The public Internet grew from that to what we have today.
I can’t express how vividly I remember first being connected to the real, live Internet. It was on an Apple Macintosh, and it was 1994, and we had just gotten broadband (vs. dial-up) Internet services at our office. There were already websites up and operating around the world, and it was becoming apparent a radically changing world in terms of communication, commerce, and entertainment was upon us.
Well, apparent to some of us.
Because on that Macintosh, I brought up on its monochrome monitor a website in Europe in an attempt to explain the Internet and the burgeoning World Wide Web to my mother, 67 years old at the time and a member of the Greatest Generation.
She had no idea what the fuck I was talking about.
Next: Reach Out and Touch Someone
FROM THE UNWASHED MASSES
I am glad I recently skewered golf’s misguided attempt at remaining relevant, TGL. I watched its premiere this past Tuesday night and found it comically bad.
But it might be generational, and who would know better than the Chicago country club fixture and lifelong friend Steven Simon?
We like and respect GOLF. So all of this noise is just appeasement.
(But) I wonder if age or longevity plays a role. I like to think that if I were younger, I would still have the same attitude. But we grew up in a different time.
Thank you for reading this newsletter. And have a great weekend.
KLUF
From my lookalike Sting, here is his Diamond Certified debut solo album from 1985, likely my 2nd or 3rd CD.
Woo boy, did I think I was sophisticated playing this back in the mid 80s!

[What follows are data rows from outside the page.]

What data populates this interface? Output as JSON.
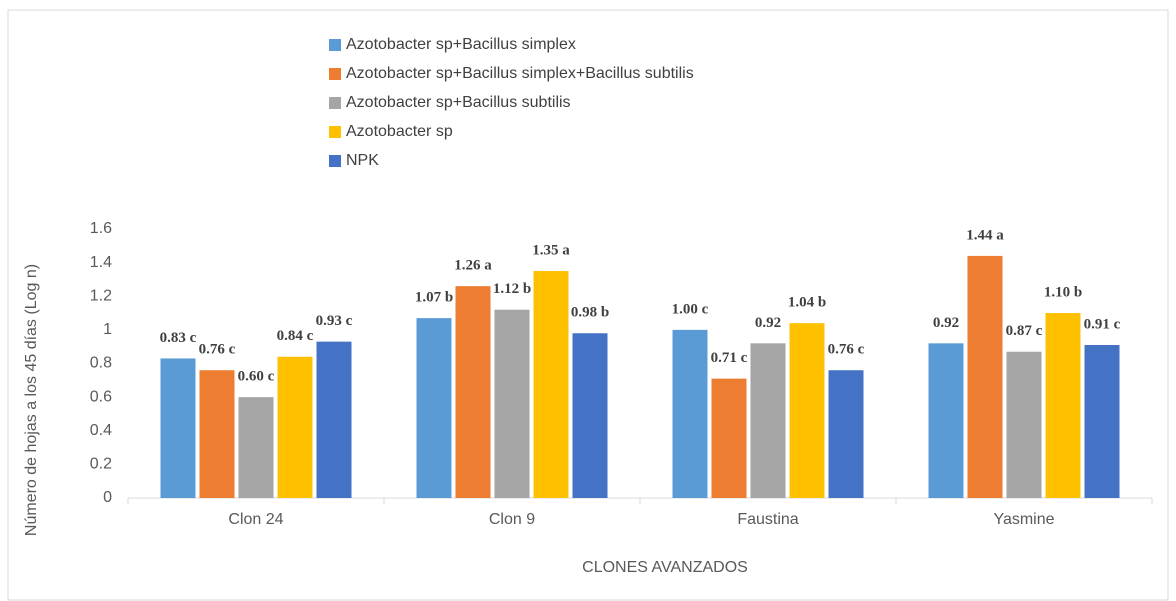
{
  "chart_data": {
    "type": "bar",
    "y_label": "Número de hojas a los 45 días (Log n)",
    "x_label": "CLONES AVANZADOS",
    "categories": [
      "Clon 24",
      "Clon 9",
      "Faustina",
      "Yasmine"
    ],
    "series": [
      {
        "name": "Azotobacter sp+Bacillus simplex",
        "color": "#5b9bd5",
        "values": [
          0.83,
          1.07,
          1.0,
          0.92
        ],
        "value_labels": [
          "0.83 c",
          "1.07 b",
          "1.00 c",
          "0.92"
        ]
      },
      {
        "name": "Azotobacter sp+Bacillus simplex+Bacillus subtilis",
        "color": "#ed7d31",
        "values": [
          0.76,
          1.26,
          0.71,
          1.44
        ],
        "value_labels": [
          "0.76 c",
          "1.26 a",
          "0.71 c",
          "1.44 a"
        ]
      },
      {
        "name": "Azotobacter sp+Bacillus subtilis",
        "color": "#a5a5a5",
        "values": [
          0.6,
          1.12,
          0.92,
          0.87
        ],
        "value_labels": [
          "0.60 c",
          "1.12 b",
          "0.92",
          "0.87 c"
        ]
      },
      {
        "name": "Azotobacter sp",
        "color": "#ffc000",
        "values": [
          0.84,
          1.35,
          1.04,
          1.1
        ],
        "value_labels": [
          "0.84 c",
          "1.35 a",
          "1.04 b",
          "1.10 b"
        ]
      },
      {
        "name": "NPK",
        "color": "#4472c4",
        "values": [
          0.93,
          0.98,
          0.76,
          0.91
        ],
        "value_labels": [
          "0.93 c",
          "0.98 b",
          "0.76 c",
          "0.91 c"
        ]
      }
    ],
    "ylim": [
      0,
      1.6
    ],
    "yticks": [
      0,
      0.2,
      0.4,
      0.6,
      0.8,
      1,
      1.2,
      1.4,
      1.6
    ],
    "legend": "top"
  }
}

Wow Portico, bringing back some memories here. I worked on the System/370 at the start of my (not so) illustrious career and reached the heady heights of shift supervisor which meant being in sole charge of the master console on a shift of 6 operators. The accompanying mountable 3330 disks did wonder for my biceps too! My only problem with “A Tech Jones” is the footnote and your claim to be Sting’s double. Whaaat?? Really?